Education

EXCLUSIVE: Rep. Bob Good To Introduce Resolution Overturning Biden’s Student Loan Giveaway

Credit: Rod Lamkey / Pool via CNP

Michael Ginsberg Congressional Correspondent
Font Size:

Republican Virginia Rep. Bob Good will introduce a Congressional Review Act resolution to roll back the Biden administration’s student loan forgiveness scheme.

President Joe Biden announced in August 2022 that the Department of Education would permanently forgive up to $10,000 in student loans for individuals making up to $125,000 a year, and up to $20,000 for individuals who received Pell grants. The Supreme Court is currently hearing a challenge to the scheme, although some legal experts have suggested that the plaintiffs do not have standing to challenge it. (RELATED: Biden Admin Using Post-9/11 Law As Legal Basis For Canceling Student Debt)

Under the Congressional Review Act, Congress may pass resolutions of disapproval to block executive orders, although the resolutions are subject to presidential veto. Congress has already passed one resolution under the act targeting the Labor Department’s environmental, social, and governance (ESG) investing rule, although Biden vetoed it. Three Republican senators introduced a companion resolution to Good’s on March 17.

“The Biden Administration’s student loan transfer scheme would egregiously redistribute the cost of this debt from the borrower onto the back of every American taxpayer. This illegal, unconstitutional, and unauthorized, executive action puts us further in debt as a nation and will drive already-expensive college costs even higher. My Congressional Review Act resolution seeks to undo this disastrous plan,” Good said in a statement to the Daily Caller.

Read the resolution here:

Student Loan CRA Text_Rep Good by Michael Ginsberg on Scribd

The Supreme Court is considering a challenge to the forgiveness plan brought by Missouri and five other states. The Biden administration has argued that the states do not have standing to sue.

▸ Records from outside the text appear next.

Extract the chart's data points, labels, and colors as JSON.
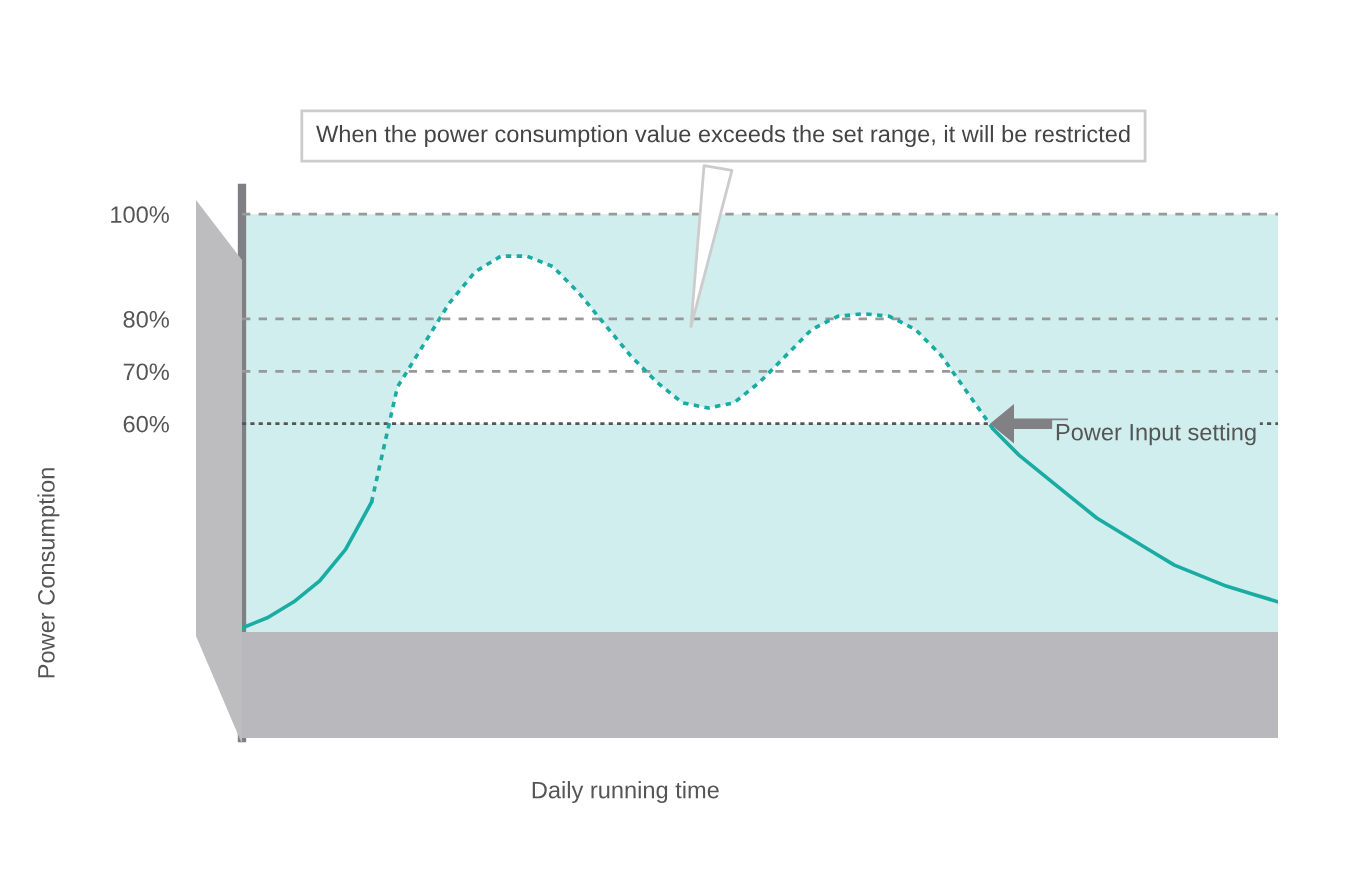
{
  "chart_data": {
    "type": "line",
    "ylabel": "Power Consumption",
    "xlabel": "Daily running time",
    "annotations": [
      "When the power consumption value exceeds the set range, it will be restricted"
    ],
    "categories": [
      null,
      null,
      null,
      null,
      null,
      null,
      null,
      null,
      null,
      null,
      null,
      null,
      null,
      null,
      null,
      null,
      null,
      null,
      null,
      null,
      null,
      null,
      null,
      null,
      null,
      null,
      null,
      null,
      null,
      null,
      null,
      null,
      null,
      null,
      null,
      null,
      null,
      null,
      null,
      null,
      null
    ],
    "series": [
      {
        "color": "#1aaba3",
        "line_style": "solid",
        "values": [
          21,
          23,
          26,
          30,
          36,
          45,
          null,
          null,
          null,
          null,
          null,
          null,
          null,
          null,
          null,
          null,
          null,
          null,
          null,
          null,
          null,
          null,
          null,
          null,
          null,
          null,
          null,
          null,
          null,
          null,
          null,
          null,
          null,
          null,
          null,
          null,
          null,
          null,
          null,
          null,
          null
        ]
      },
      {
        "color": "#1aaba3",
        "line_style": "dotted",
        "values": [
          null,
          null,
          null,
          null,
          null,
          45,
          67,
          75,
          83,
          89,
          92,
          92,
          90,
          85,
          79,
          73,
          68,
          64,
          63,
          64,
          68,
          73,
          78,
          80.5,
          81,
          80.5,
          78,
          73,
          66,
          59,
          null,
          null,
          null,
          null,
          null,
          null,
          null,
          null,
          null,
          null,
          null
        ]
      },
      {
        "color": "#1aaba3",
        "line_style": "solid",
        "values": [
          null,
          null,
          null,
          null,
          null,
          null,
          null,
          null,
          null,
          null,
          null,
          null,
          null,
          null,
          null,
          null,
          null,
          null,
          null,
          null,
          null,
          null,
          null,
          null,
          null,
          null,
          null,
          null,
          null,
          59,
          54,
          50,
          46,
          42,
          39,
          36,
          33,
          31,
          29,
          27.5,
          26
        ]
      }
    ],
    "ylim": [
      0,
      105
    ],
    "yticks": [
      {
        "value": 60,
        "label": "60%"
      },
      {
        "value": 70,
        "label": "70%"
      },
      {
        "value": 80,
        "label": "80%"
      },
      {
        "value": 100,
        "label": "100%"
      }
    ],
    "ref_lines": [
      {
        "axis": "y",
        "value": 60,
        "label": "Power Input setting",
        "color": "#555555",
        "line_style": "dotted"
      },
      {
        "axis": "y",
        "value": 70,
        "color": "#999999",
        "line_style": "dashed"
      },
      {
        "axis": "y",
        "value": 80,
        "color": "#999999",
        "line_style": "dashed"
      },
      {
        "axis": "y",
        "value": 100,
        "color": "#999999",
        "line_style": "dashed"
      }
    ],
    "bands": [
      {
        "axis": "y",
        "from": 20,
        "to": 100,
        "color": "#cfeeed"
      }
    ],
    "grid": false,
    "marker": "none"
  }
}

The student loan forgiveness plan could cost taxpayers as much as $361 billion over 10 years, according to an analysis by the Committee for a Responsible Federal Budget. The federal government and American taxpayers hold nearly $1.76 trillion in student debt, according to the Federal Reserve, 92% of all student debt. About half of student loan debt is held by individuals pursuing or holding graduate degrees, despite the fact that graduate degree-holders constitute only one-quarter of borrowers.

The CARES Act paused student loan payments in March 2020, and the Trump administration ordered two more pauses through January 2021. Biden has ordered five pauses in addition to the $10,000 forgiveness.